Значит, снова удалось. Неважно, какой ценой, ведь воистину сказано: победителей не судят. И вот он уже входит ко мне — специально не переоделся, домой не зашел — в длиннющей потертой шинели, в парадной фуражке, с новеньким чемоданчиком в одной и с замызганным вещевым мешком в другой руке. Все вразнобой, все неподогнанно, пряжка сбилась набок, но все это (все это плюс уверенный, погрубевший голос и уверенная улыбка) и означает: знай наших, мы все те же и не помышляем ни о чем, кроме первого приза.

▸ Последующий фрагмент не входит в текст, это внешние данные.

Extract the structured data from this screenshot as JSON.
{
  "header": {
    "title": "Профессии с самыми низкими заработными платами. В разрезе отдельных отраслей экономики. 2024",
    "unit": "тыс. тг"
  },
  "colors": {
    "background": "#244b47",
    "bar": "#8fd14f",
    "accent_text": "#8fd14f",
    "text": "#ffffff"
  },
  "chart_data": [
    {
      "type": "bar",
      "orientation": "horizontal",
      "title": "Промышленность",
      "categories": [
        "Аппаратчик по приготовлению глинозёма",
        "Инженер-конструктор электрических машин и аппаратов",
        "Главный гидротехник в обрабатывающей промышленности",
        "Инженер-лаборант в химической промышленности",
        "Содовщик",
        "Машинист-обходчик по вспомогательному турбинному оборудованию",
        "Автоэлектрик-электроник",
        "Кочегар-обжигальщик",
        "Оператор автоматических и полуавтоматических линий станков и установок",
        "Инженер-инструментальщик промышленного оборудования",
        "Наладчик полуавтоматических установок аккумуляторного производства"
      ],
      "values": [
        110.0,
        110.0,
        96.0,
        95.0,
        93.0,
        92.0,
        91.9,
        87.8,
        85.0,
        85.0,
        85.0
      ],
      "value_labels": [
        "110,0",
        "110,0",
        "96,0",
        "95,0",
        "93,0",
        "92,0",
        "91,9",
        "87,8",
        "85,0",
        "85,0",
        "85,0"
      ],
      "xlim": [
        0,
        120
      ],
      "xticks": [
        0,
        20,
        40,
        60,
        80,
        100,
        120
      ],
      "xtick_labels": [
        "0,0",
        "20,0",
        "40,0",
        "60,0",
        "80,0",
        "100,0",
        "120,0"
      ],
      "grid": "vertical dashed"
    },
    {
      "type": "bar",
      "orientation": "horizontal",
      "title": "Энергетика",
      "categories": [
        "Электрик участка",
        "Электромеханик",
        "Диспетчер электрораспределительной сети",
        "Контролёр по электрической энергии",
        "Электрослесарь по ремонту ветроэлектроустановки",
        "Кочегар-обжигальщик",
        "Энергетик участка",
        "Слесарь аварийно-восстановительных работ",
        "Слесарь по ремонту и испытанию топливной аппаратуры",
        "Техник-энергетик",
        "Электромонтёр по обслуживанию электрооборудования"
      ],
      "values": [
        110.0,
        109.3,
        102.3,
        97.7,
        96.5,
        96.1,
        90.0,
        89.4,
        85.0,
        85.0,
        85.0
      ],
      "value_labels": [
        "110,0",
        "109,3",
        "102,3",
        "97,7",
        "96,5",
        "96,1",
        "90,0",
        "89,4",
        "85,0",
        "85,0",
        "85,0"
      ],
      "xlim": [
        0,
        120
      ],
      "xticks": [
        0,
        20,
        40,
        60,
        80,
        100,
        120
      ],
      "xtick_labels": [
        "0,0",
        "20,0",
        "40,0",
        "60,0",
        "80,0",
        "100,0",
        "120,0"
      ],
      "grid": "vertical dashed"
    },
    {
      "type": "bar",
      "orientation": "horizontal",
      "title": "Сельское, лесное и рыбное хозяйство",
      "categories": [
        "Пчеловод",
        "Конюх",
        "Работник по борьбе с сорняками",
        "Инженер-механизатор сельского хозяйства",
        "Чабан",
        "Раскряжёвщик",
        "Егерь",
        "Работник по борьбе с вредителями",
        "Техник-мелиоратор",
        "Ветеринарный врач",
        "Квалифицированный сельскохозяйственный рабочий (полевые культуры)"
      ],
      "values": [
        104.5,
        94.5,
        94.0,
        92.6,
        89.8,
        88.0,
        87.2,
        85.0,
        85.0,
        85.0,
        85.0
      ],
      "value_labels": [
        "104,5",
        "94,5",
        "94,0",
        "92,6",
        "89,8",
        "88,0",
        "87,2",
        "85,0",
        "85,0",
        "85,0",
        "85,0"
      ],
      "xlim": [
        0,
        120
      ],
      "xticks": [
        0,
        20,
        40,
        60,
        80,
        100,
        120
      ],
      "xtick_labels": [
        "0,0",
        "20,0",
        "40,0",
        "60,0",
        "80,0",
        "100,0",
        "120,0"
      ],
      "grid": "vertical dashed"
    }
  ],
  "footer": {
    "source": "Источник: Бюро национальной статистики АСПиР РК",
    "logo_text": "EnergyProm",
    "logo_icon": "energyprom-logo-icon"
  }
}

И, значит, снова посрамлены до тошноты мудрые пескари, шипевшие вслед двум шалопаям (это в те, в баснословные года — Серебряный бор, волейбол, сосны, споры, «Девушки, а что вы делаете сегодня вечером?»): «Ужо погодите, в армии из вас людей сделают». И пусть уж их, премудрых пескарей, с их предсказаниями, но сделали бы из меня в армии человека (что бы ни понимали под этим «премудрые»), я так и не узнал, не будучи призван на действительную службу. Зато он узнал, и узнал то, что ни в какую другую разновидность гуманоида он не превратился. Не научили его — как страстно обещали и надеялись раздраженные пескари — уму-разуму, не показали кузькину мать, и даже жареный петух, видать, по каким-то причинам отказался его клевать.

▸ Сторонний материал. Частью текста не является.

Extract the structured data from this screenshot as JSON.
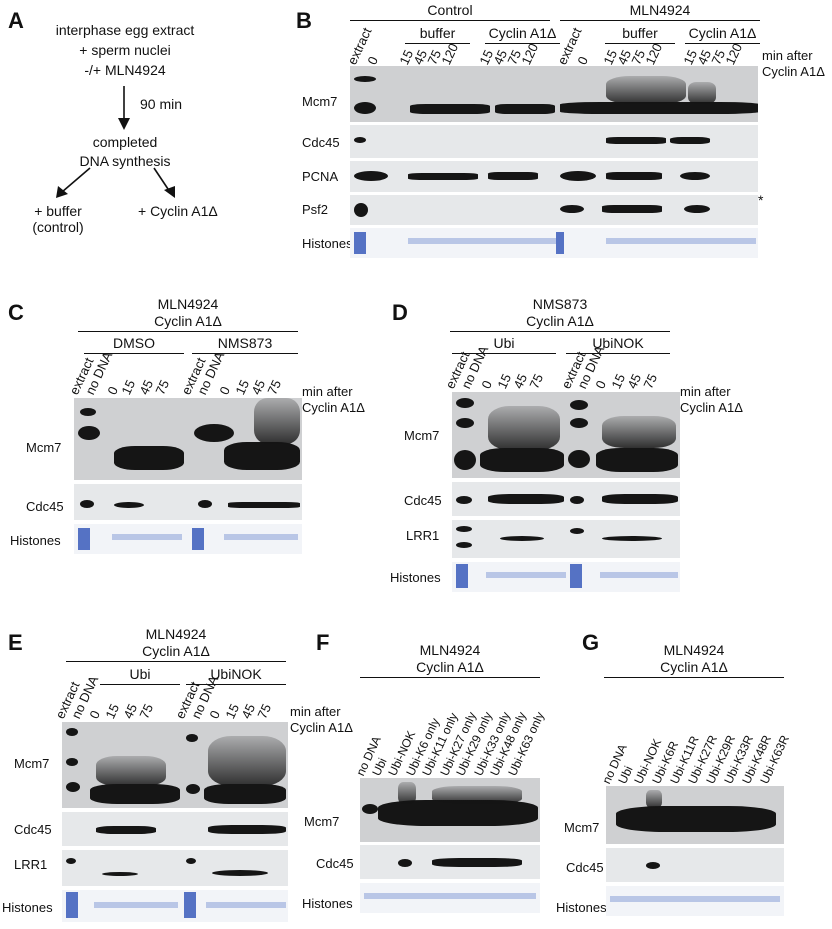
{
  "panels": {
    "A": {
      "letter": "A",
      "lines": [
        "interphase egg extract",
        "+ sperm nuclei",
        "-/+ MLN4924"
      ],
      "arrow_label": "90 min",
      "result_lines": [
        "completed",
        "DNA synthesis"
      ],
      "left_branch": [
        "+ buffer",
        "(control)"
      ],
      "right_branch": "+ Cyclin A1Δ"
    },
    "B": {
      "letter": "B",
      "groups": [
        "Control",
        "MLN4924"
      ],
      "subgroups": [
        "buffer",
        "Cyclin A1Δ",
        "buffer",
        "Cyclin A1Δ"
      ],
      "lanes": [
        "extract",
        "0",
        "15",
        "45",
        "75",
        "120",
        "15",
        "45",
        "75",
        "120",
        "extract",
        "0",
        "15",
        "45",
        "75",
        "120",
        "15",
        "45",
        "75",
        "120"
      ],
      "side_note": [
        "min after",
        "Cyclin A1Δ"
      ],
      "rows": [
        "Mcm7",
        "Cdc45",
        "PCNA",
        "Psf2",
        "Histones"
      ],
      "star": "*"
    },
    "C": {
      "letter": "C",
      "title": [
        "MLN4924",
        "Cyclin A1Δ"
      ],
      "subgroups": [
        "DMSO",
        "NMS873"
      ],
      "lanes": [
        "extract",
        "no DNA",
        "0",
        "15",
        "45",
        "75",
        "extract",
        "no DNA",
        "0",
        "15",
        "45",
        "75"
      ],
      "side_note": [
        "min after",
        "Cyclin A1Δ"
      ],
      "rows": [
        "Mcm7",
        "Cdc45",
        "Histones"
      ]
    },
    "D": {
      "letter": "D",
      "title": [
        "NMS873",
        "Cyclin A1Δ"
      ],
      "subgroups": [
        "Ubi",
        "UbiNOK"
      ],
      "lanes": [
        "extract",
        "no DNA",
        "0",
        "15",
        "45",
        "75",
        "extract",
        "no DNA",
        "0",
        "15",
        "45",
        "75"
      ],
      "side_note": [
        "min after",
        "Cyclin A1Δ"
      ],
      "rows": [
        "Mcm7",
        "Cdc45",
        "LRR1",
        "Histones"
      ]
    },
    "E": {
      "letter": "E",
      "title": [
        "MLN4924",
        "Cyclin A1Δ"
      ],
      "subgroups": [
        "Ubi",
        "UbiNOK"
      ],
      "lanes": [
        "extract",
        "no DNA",
        "0",
        "15",
        "45",
        "75",
        "extract",
        "no DNA",
        "0",
        "15",
        "45",
        "75"
      ],
      "side_note": [
        "min after",
        "Cyclin A1Δ"
      ],
      "rows": [
        "Mcm7",
        "Cdc45",
        "LRR1",
        "Histones"
      ]
    },
    "F": {
      "letter": "F",
      "title": [
        "MLN4924",
        "Cyclin A1Δ"
      ],
      "lanes": [
        "no DNA",
        "Ubi",
        "Ubi-NOK",
        "Ubi-K6 only",
        "Ubi-K11 only",
        "Ubi-K27 only",
        "Ubi-K29 only",
        "Ubi-K33 only",
        "Ubi-K48 only",
        "Ubi-K63 only"
      ],
      "rows": [
        "Mcm7",
        "Cdc45",
        "Histones"
      ]
    },
    "G": {
      "letter": "G",
      "title": [
        "MLN4924",
        "Cyclin A1Δ"
      ],
      "lanes": [
        "no DNA",
        "Ubi",
        "Ubi-NOK",
        "Ubi-K6R",
        "Ubi-K11R",
        "Ubi-K27R",
        "Ubi-K29R",
        "Ubi-K33R",
        "Ubi-K48R",
        "Ubi-K63R"
      ],
      "rows": [
        "Mcm7",
        "Cdc45",
        "Histones"
      ]
    }
  }
}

Каким он ушел, таким же, отслужив честно и трудно (а это уж известно доподлинно), Геннадием Александровичем и явился, и даже не запылился. В переносном, конечно, в самом что ни на есть переносном смысле. А в прямом смысле все у него было по самым мужским, самым лихим воинским стандартам, ну просто римский легионер, небрежно отряхивающий со шлема, лат и наколенников пыль полумира. В общем, не подкачал, ни в единой реплике не провравшись, сыграл роль под названием «Ты очень, очень возмужал», так любимую бабушками и мамами, сестрами и племянницами.

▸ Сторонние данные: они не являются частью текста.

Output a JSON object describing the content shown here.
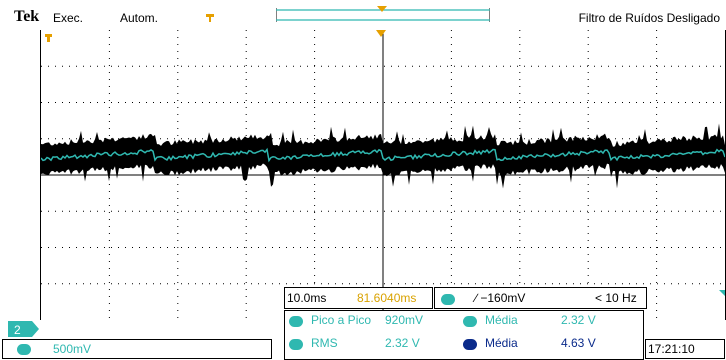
{
  "header": {
    "brand": "Tek",
    "acq_state": "Exec.",
    "trigger_mode": "Autom.",
    "filter_status": "Filtro de Ruídos Desligado"
  },
  "channel": {
    "number": "2",
    "scale": "500mV",
    "color": "#2fb8b0"
  },
  "timebase": {
    "scale": "10.0ms",
    "position": "81.6040ms",
    "position_color": "#d9a200"
  },
  "trigger": {
    "source": "2",
    "slope_level": "∕ −160mV",
    "frequency": "< 10 Hz"
  },
  "measurements": [
    {
      "channel": "2",
      "name": "Pico a Pico",
      "value": "920mV",
      "chip_color": "#2fb8b0"
    },
    {
      "channel": "2",
      "name": "Média",
      "value": "2.32 V",
      "chip_color": "#2fb8b0"
    },
    {
      "channel": "2",
      "name": "RMS",
      "value": "2.32 V",
      "chip_color": "#2fb8b0"
    },
    {
      "channel": "1",
      "name": "Média",
      "value": "4.63 V",
      "chip_color": "#0a2a8a"
    }
  ],
  "clock": "17:21:10",
  "colors": {
    "trigger_marker": "#e6a000",
    "record_bar": "#2fb8b0",
    "trace_envelope": "#000000",
    "trace_mean": "#2fb8b0"
  }
}
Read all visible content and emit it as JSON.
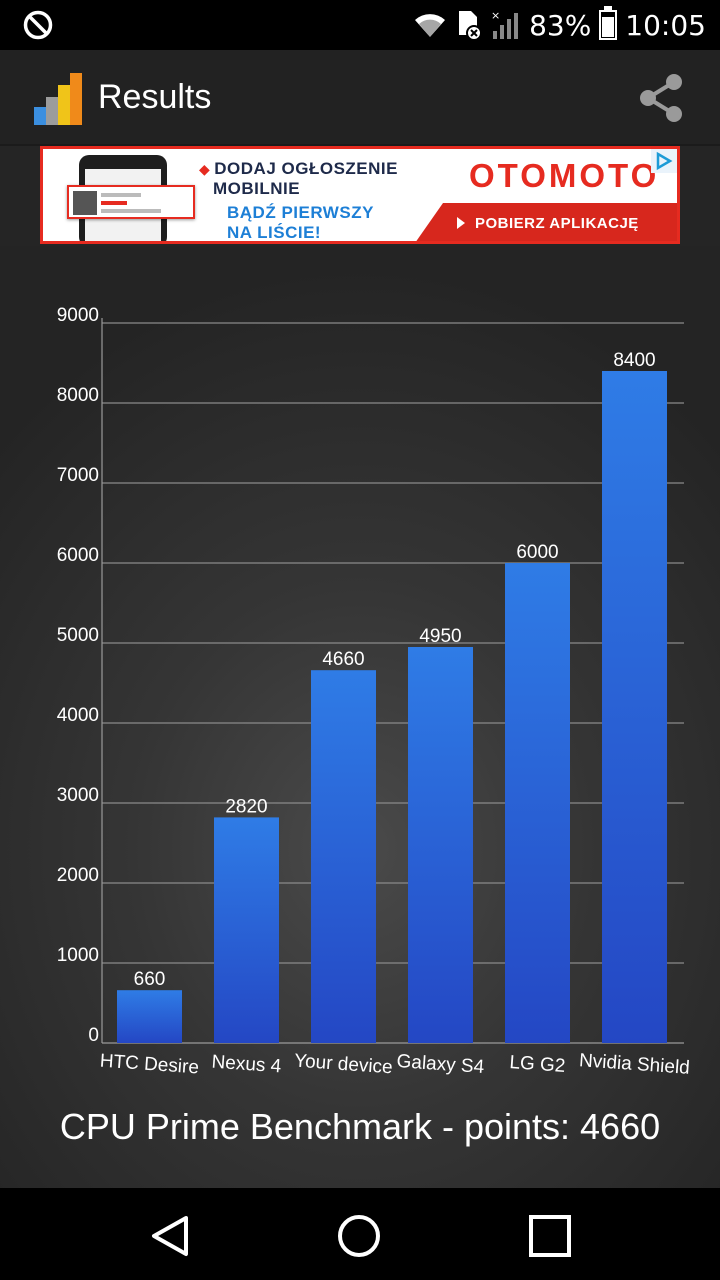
{
  "status_bar": {
    "battery_text": "83%",
    "time": "10:05",
    "icons": [
      "do-not-disturb-icon",
      "wifi-icon",
      "sim-error-icon",
      "signal-icon",
      "battery-icon"
    ]
  },
  "action_bar": {
    "title": "Results",
    "icons": [
      "app-chart-icon",
      "share-icon"
    ]
  },
  "ad": {
    "line1a": "DODAJ OGŁOSZENIE",
    "line1b": "MOBILNIE",
    "line2a": "BĄDŹ PIERWSZY",
    "line2b": "NA LIŚCIE!",
    "brand": "OTOMOTO",
    "cta": "POBIERZ APLIKACJĘ",
    "colors": {
      "red": "#e62b20",
      "blue": "#1d7fd6",
      "navy": "#1e2a4a"
    }
  },
  "chart_data": {
    "type": "bar",
    "categories": [
      "HTC Desire",
      "Nexus 4",
      "Your device",
      "Galaxy S4",
      "LG G2",
      "Nvidia Shield"
    ],
    "values": [
      660,
      2820,
      4660,
      4950,
      6000,
      8400
    ],
    "data_labels": [
      "660",
      "2820",
      "4660",
      "4950",
      "6000",
      "8400"
    ],
    "yticks": [
      0,
      1000,
      2000,
      3000,
      4000,
      5000,
      6000,
      7000,
      8000,
      9000
    ],
    "ylim": [
      0,
      9000
    ],
    "grid": true,
    "bar_color_top": "#2f7ce6",
    "bar_color_bottom": "#2447c4"
  },
  "caption": "CPU Prime Benchmark - points: 4660",
  "nav_bar": {
    "icons": [
      "back-icon",
      "home-icon",
      "recents-icon"
    ]
  }
}
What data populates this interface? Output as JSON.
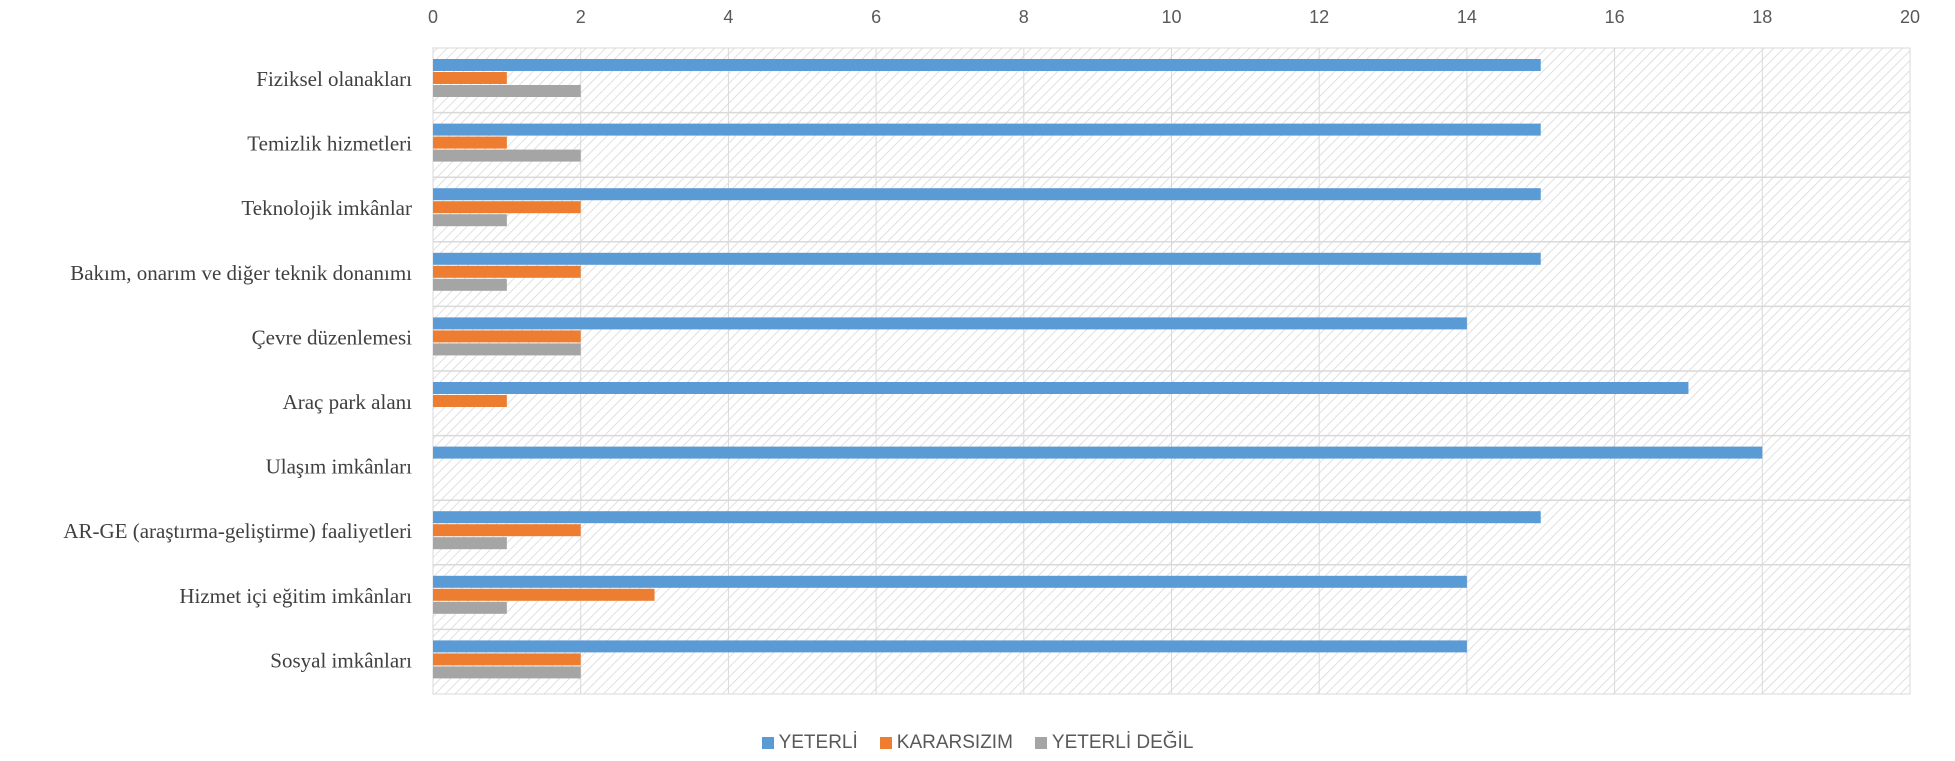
{
  "chart_data": {
    "type": "bar",
    "orientation": "horizontal",
    "title": "",
    "xlabel": "",
    "ylabel": "",
    "xlim": [
      0,
      20
    ],
    "x_ticks": [
      0,
      2,
      4,
      6,
      8,
      10,
      12,
      14,
      16,
      18,
      20
    ],
    "x_tick_labels": [
      "0",
      "2",
      "4",
      "6",
      "8",
      "10",
      "12",
      "14",
      "16",
      "18",
      "20"
    ],
    "x_axis_position": "top",
    "grid": true,
    "legend_position": "bottom",
    "categories": [
      "Fiziksel olanakları",
      "Temizlik hizmetleri",
      "Teknolojik imkânlar",
      "Bakım, onarım ve diğer teknik donanımı",
      "Çevre düzenlemesi",
      "Araç park alanı",
      "Ulaşım imkânları",
      "AR-GE (araştırma-geliştirme) faaliyetleri",
      "Hizmet içi eğitim imkânları",
      "Sosyal imkânları"
    ],
    "series": [
      {
        "name": "YETERLİ",
        "color": "#5B9BD5",
        "values": [
          15,
          15,
          15,
          15,
          14,
          17,
          18,
          15,
          14,
          14
        ]
      },
      {
        "name": "KARARSIZIM",
        "color": "#ED7D31",
        "values": [
          1,
          1,
          2,
          2,
          2,
          1,
          0,
          2,
          3,
          2
        ]
      },
      {
        "name": "YETERLİ DEĞİL",
        "color": "#A5A5A5",
        "values": [
          2,
          2,
          1,
          1,
          2,
          0,
          0,
          1,
          1,
          2
        ]
      }
    ]
  }
}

И вот таким своим возвращением мне-то он не оставил ничего, кроме тактики выжидания. Авось, мол, день грядущий еще что-то и готовит. Я так его ничему и не научил. А он даже показал, что и не нуждается в моей науке. И показал самым исчерпывающим образом, не специально, а походя, нечаянно, как в длинном доказательстве скороговоркой упоминают очевидную и для лектора и для аудитории лемму. Пусть бы он презирал ее, мою науку, — не Гердера, нет, а науку жизни, — смеялся бы над ней, горлопанил — мало ли крикунов на час, бодряков на минуту. Они смеются вам в лицо, смеются так громко, что не замечают, что это даже не задевает. Глупость, то есть неумение предвидеть, написана на их юном, крикливо-антимещанском энтузиазме. Вы уже видите их недалеко впереди, после первой же передряги, удивленных, озабоченных, присмиревших, вот-вот готовых затянуть самое стандартное «спохватился, да поздно».
Но я его наблюдал не в одной передряге, и не короткий, по заказу безоблачный отрезок, а полных двадцать годичных кругов отмахал при мне этот друг, соглядатай, оппонент, наперстник юности веселой, как там его еще. Ученик, ни черта не желающий брать у учителя, ученик, притворяющийся учеником. Вот так фрукт.
Я сержусь, да, конечно, я прихожу в состояние запальчивости и раздражения, в состояние аффекта, или как там это еще называется (признаться, не силен в психиатрии), словом, я сразу впадаю в это состояние, как только веду эту борозду слишком далеко. Впадаю, даже зная наизусть все эти затасканные присказки про Юпитера, который сердится и именно поэтому не прав. Все это слишком плоско. И я не Юпитер, и мое состояние запальчивости и раздражения, состояние аффекта, или как там это еще называется, едва ли можно обозначить простым инфинитивом «сердиться».